На фактах, опровергающих сообщенное Зуевым и выставлявших его клеветником, Чечерин всячески акцентировал внимание. Так, говорящий в пользу Чуркина факт того, что хозяйство его отца не было кулацким, не только подтверждался Федоровским сельсоветом, но и еще пятью людьми, знавшими отца Чуркина с довоенной поры79.
Привлекались Чечериным и свидетельства «непартийного» поведения Зуева. Так, 24 февраля 1946 г. (за два дня до заседания бюро Смоленского обкома ВКП(б), на котором рассматривался конфликт в духовщинском руководстве) на имя Петракова поступила «справка» от бывшего секретаря Духовщинского райотделения НКГБ А.И. Макаровой, в которой она припоминала, как в сентябре 1945 г., вернувшись из райкома, ее шеф в присутствии других сотрудников произнес, якобы, такие слова; «Я не Семенов [Предшественник Зуева на посту начальника райотделения НКГБ. - И.К.], докладывать секретарю РК ВКП(б) я не стану о своей работе, я чекист, а поэтому секретные дела я не должен докладывать никому. Семенов жил заодно с ними, а я не буду, и не заставят меня их информировать...»80.
Также на имя Петракова поступило письмо жены одного из представителей райпартактива, обвинявшей Зуева в плохом влиянии на
ее мужа и стремлении «разбить им семейную жизнь», просившей первого секретаря райкома «изолировать его от Зуева, пусть даже если нужно послать на укрепление колхоза», так как из ее супруга «будет неплохой коммунист»81.

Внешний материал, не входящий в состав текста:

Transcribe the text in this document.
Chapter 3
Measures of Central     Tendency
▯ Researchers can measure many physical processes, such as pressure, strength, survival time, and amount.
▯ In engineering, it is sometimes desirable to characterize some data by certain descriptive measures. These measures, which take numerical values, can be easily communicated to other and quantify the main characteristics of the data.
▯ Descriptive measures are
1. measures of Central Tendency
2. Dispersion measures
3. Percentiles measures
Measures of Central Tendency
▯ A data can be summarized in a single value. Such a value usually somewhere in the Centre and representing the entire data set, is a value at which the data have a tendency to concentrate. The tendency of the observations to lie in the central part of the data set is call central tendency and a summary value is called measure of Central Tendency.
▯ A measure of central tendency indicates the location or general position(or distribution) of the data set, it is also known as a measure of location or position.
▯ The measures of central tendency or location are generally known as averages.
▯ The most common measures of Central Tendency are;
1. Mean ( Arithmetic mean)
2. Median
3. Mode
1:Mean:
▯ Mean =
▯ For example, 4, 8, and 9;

Чечерин приобщил к материалам разбирательства и объяснительную члена ВЛКСМ С. Блюминой о ее допросе Зуевым 27 января 1946 г. в райотделении НКГБ, где состоялась очная ставка Блюминой с ее знакомой Деникиной, утверждавшей, что Блюмина рассказала ей об убийстве Чуркиным Пронякина. Блюмина отрицала такой разговор, Зуев попытался надавить на нее, а Деникина говорила, что «Чуркин должен быть выдан органам и за него нечего стоять, потому что он на нас не это наговаривает». Блюмина от этого отказывалась, так как «с Чуркиным личных счетов не имела и наговаривать чего не знала и не имела никакого права»82.
Поскольку, как видно, суть обвинений Зуева в рапорте на имя Волошенко была заранее известна духовщинским партийным руководителям, в противовес им они приводили примеры бездействия начальника райотделения НКГБ по сообщенным ему фактам пособничества врагу в своих объяснительных на имя Чечерина и в Духовщинский райком.
Так, уже упоминавшийся А.М. Терехов в своей «объяснительной записке» от 2 февраля 1946 г. рассказал об обстоятельствах расстрела немцами его жены и сына, выданных как членов семьи партизана жительницей его родной деревни Рытвино. Заявление об этом, поданное Тереховым в райотделение НКГБ еще в 1943 г., осталось без
последствий83.
29 января 1946 г. Н.Р. Чуркин адресовал Чечерину заявление, в котором обвинил Зуева в бездействии по сообщенным им и другими партизанами фактам убийств предателями партизан и выдачи их гитлеровцам для расправы84.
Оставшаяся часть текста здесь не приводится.